El filme naufraga por anticlimático, en general, por conceder un nervio de cine realista a un género que multiplica su eficacia cuando se oxigena con una fotografía adecuada, con un expresionismo de cincel y un montaje ágil. Clásicos como Gun Crazy (1949) de Joseph H. Lewis o La jungla de asfalto (1950) de John Huston y más de una cincuentena de obras maestras de la edad dorada del cine negro no son algo fácil de imitar desde una postura minimalista, postmoderna y arrogante, una postura que intenta desdibujar los trazos característicos de un mundo mucho más violento y amoral de lo que el guión de Michael Mann, Ann Biderman y Ronan Bennett se atreve a mostrar en momento alguno.
Lo peor que le ocurre a este filme es, que salvo en un par de momentos de genio como la fuga de la cárcel de Indiana o el tiroteo en el bosque, resulta tan aburrido, predecible, convencional y poco interesante que uno no cesa de pensar durante la proyección en La banda de los Grissom (1971) de Robert Aldritch, en Malas Tierras (1973) de Terence Malik, en Muerte entre las flores (1990) de Joel Cohen y en una quincena de títulos aliñados por la estela particular y renovadora de Bonnie and Clyde (1967) de Arthur Penn.
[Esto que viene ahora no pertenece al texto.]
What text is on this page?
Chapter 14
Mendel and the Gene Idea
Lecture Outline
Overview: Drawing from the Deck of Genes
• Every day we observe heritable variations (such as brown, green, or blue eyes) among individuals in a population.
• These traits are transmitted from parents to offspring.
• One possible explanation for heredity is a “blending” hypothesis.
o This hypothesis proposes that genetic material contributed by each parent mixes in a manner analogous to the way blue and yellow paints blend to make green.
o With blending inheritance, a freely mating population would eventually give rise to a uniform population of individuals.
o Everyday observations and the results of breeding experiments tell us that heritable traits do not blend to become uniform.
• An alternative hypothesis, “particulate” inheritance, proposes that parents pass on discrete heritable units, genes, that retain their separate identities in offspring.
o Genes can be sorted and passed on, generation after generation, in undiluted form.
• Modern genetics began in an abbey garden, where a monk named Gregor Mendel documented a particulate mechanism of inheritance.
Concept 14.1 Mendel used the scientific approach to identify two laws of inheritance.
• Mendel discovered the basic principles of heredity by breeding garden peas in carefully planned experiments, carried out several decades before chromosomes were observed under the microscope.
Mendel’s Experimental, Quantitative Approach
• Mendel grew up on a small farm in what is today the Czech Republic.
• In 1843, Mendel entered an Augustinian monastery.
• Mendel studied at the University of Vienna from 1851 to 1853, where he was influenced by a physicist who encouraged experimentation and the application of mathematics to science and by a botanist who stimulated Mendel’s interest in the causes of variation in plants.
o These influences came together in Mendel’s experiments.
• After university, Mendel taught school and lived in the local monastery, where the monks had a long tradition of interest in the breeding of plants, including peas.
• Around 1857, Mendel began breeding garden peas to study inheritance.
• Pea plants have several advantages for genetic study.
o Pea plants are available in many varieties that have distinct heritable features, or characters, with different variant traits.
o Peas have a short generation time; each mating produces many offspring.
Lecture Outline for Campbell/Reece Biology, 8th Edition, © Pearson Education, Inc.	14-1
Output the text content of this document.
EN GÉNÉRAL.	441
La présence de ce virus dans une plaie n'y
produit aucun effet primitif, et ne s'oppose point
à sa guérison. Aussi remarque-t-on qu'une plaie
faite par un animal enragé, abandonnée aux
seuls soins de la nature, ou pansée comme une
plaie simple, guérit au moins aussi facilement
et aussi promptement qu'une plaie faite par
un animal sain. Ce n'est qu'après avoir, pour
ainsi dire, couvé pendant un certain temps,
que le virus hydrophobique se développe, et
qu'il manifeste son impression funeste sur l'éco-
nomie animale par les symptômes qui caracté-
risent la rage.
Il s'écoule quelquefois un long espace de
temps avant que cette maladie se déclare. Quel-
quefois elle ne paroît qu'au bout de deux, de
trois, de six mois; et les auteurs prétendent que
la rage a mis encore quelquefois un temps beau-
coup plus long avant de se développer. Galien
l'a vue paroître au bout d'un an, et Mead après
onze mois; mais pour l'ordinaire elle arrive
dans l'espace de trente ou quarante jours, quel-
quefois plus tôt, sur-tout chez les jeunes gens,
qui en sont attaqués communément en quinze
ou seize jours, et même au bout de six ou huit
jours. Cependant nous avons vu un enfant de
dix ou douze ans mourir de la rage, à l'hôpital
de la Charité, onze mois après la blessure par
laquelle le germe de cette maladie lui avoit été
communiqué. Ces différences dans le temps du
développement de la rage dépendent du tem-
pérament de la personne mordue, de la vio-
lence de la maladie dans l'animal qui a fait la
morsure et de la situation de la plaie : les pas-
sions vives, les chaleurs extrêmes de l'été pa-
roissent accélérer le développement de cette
El cine negro, en plena modernidad es una causa ganada por aquellos directores que se auxiliaron en la grandilocuencia del western crepuscular y en las aportaciones del thriller con nombres como Alfred Hitchcock o Fritz Lang -entre tantosotros-. Castrar un filme de las características de Enemigos públicos con el perfume de una melodrama romántico del tres al cuarto y convertirlo en un retrato sesgado de un delincuente con hechuras de Errol Flynn no debería llevarnos a engaños. El retrato del forajido John Dillinger perpetrado por Mann es un fiasco que se multiplica en el perfil astracanado de un Johnny Depp que parece eternamente instalado en la mueca y en la comedia. Recapitulen de nuevo, piensen en CINE de bandidos, de forajidos… ¿Recuerdan El asesinato de Jesse James por el cobarde Robert Ford (2007) de Andrew Dominik? Ese sí es el retrato perspicaz de la complejidad de un ‘outlaw’, un filme moderno a rabiar y de una majestuosidad que hace temblar.
Un detalle del desacierto general de Enemigos públicos, la elección de Cristian Bale encarnando a Melvis Purbis. En su papel de policía-roca luce de lo más inquietante, por inexpresivo y desubicado, no sabes si es Batman o John Connor, yo creo que ni él mismo lo sabe, de joven promesa ha pasado a figurante de mandíbula prieta que perjudica cada filme en el que mete su rostro… Su formulación del moderno funcionario que acabará con la leyenda del romántico Dillinger resulta pobre, profundamente hierática. Tampoco hallamos secundarios de altura en un filme que debería jugar esa baza con determinación, hasta el relamido western de forajidos Arma joven (1988) de Christopher Cain concedía más registros en lo actoral. Acaso Marian Cotillard merezca un reconocimiento por el esfuerzo de su apasionada actuación en el entorno gélido, congelado, apátrida y teatral de esa banda de delincuentes dibujados con trazo grueso que capitanea el pirata Depp.
Soy consciente, debo ser el único ser de este planeta con voluntad para discutir una ‘obra maestra’, pero creo, sinceramente, que el tiempo pone a cada uno en su sitio, incluso a uno mismo.